Keputusan Febrie Adriansyah untuk mundur dari jabatan Jaksa Agung Muda Bidang Tindak Pidana Khusus membawa konsekuensi langsung. Kejaksaan Agung menegaskan pengamanan dari personel TNI yang melekat padanya ikut berakhir karena pengamanan itu mengikuti jabatan, bukan pribadi.

Penjelasan itu disampaikan Kepala Pusat Penerangan Hukum Kejagung Anang Supriatna di Gedung Utama Kejagung, Jakarta, Senin (13/7/2026). Ia mengatakan langkah Febrie diambil agar perkara yang menjeratnya tidak memberi dampak buruk ke institusi dan tetap menjaga profesionalitas penegakan hukum.

Mundur demi menjaga lembaga

Anang menyebut Febrie tidak ingin kasus dugaan korupsi yang menjerat dirinya menimbulkan ekses buruk bagi Korps Adhyaksa.

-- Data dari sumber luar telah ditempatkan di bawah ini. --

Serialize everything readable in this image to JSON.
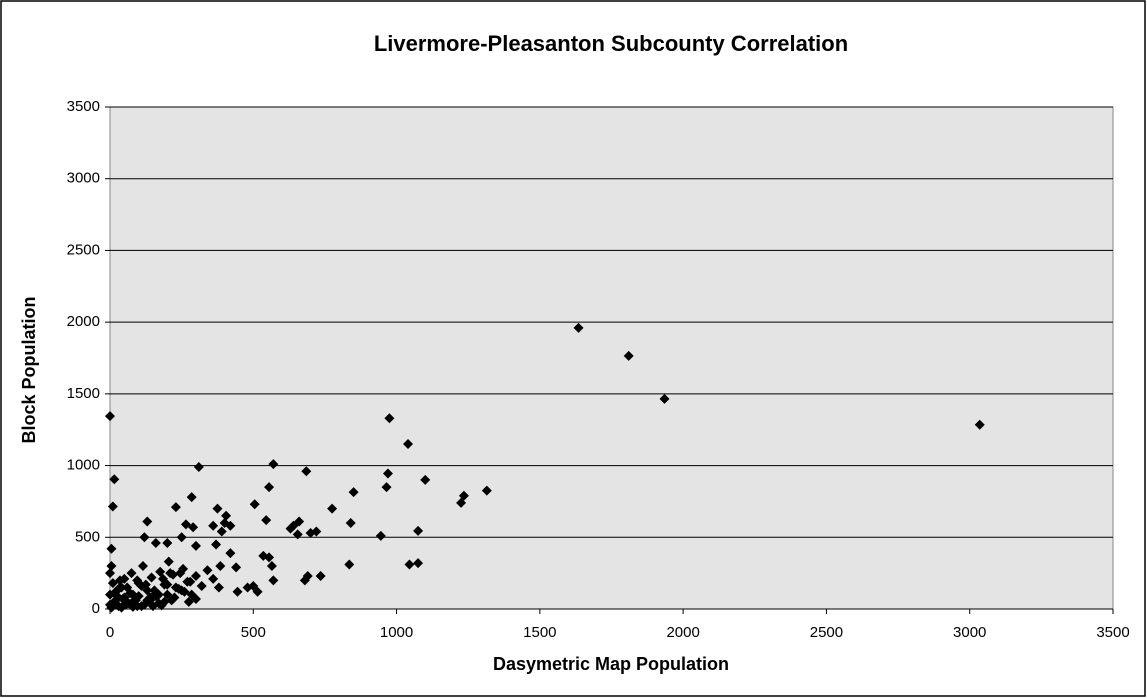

Menurut dia, keputusan itu diambil dengan kesadaran penuh agar proses hukum tetap berjalan tanpa mengganggu institusi.

“Beliau tidak mau nantinya menimbulkan ekses yang tidak baik bagi lembaga. Beliau betul-betul menjaga ingin segala sesuatu itu dilakukan dengan profesional dan akuntabel,” kata Anang.

Kejagung juga telah menerima surat pengunduran diri Febrie dari Jaksa Agung RI Sanitiar Burhanuddin pada Sabtu (11/7). Lembaga itu menyatakan menghormati keputusan tersebut dan memastikan pekerjaan di lingkungan Jampidsus tetap berjalan normal sesuai mekanisme yang berlaku.

Pengamanan TNI berhenti bersama jabatan

Soal pengamanan, Anang menegaskan tidak ada lagi personel TNI yang ditugaskan untuk mengawal Febrie setelah jabatan Jampidsus ditinggalkan. Ia menekankan bahwa pengamanan itu memang melekat pada posisi, bukan pada individu yang menjabat.

“Sudah tidak ada karena TNI itu melekat karena jabatan. Setelah itu nggak ada, ya,” ujarnya sebagaimana dilansir Suara.com dari Antara.

Dengan begitu, Kejagung menilai tidak ada perubahan pada operasional penanganan perkara tindak pidana khusus. Seluruh tugas dan fungsi di Jampidsus disebut tetap berjalan seperti biasa di bawah mekanisme yang sudah ada.

Status tersangka menjadi latar keputusan

Febrie Adriansyah bersama satu orang berinisial DR telah ditetapkan sebagai tersangka dalam kasus dugaan korupsi dan tindak pidana pencucian uang. Status itu menjadi latar utama pengunduran diri yang kini dikonfirmasi Kejagung.

Kejagung menempatkan langkah tersebut sebagai bagian dari upaya menjaga netralitas proses hukum ketika perkara memasuki fase yang sensitif. Di sisi lain, lembaga itu menegaskan bahwa kekosongan jabatan puncak di Jampidsus tidak menghentikan penanganan perkara yang sedang berjalan.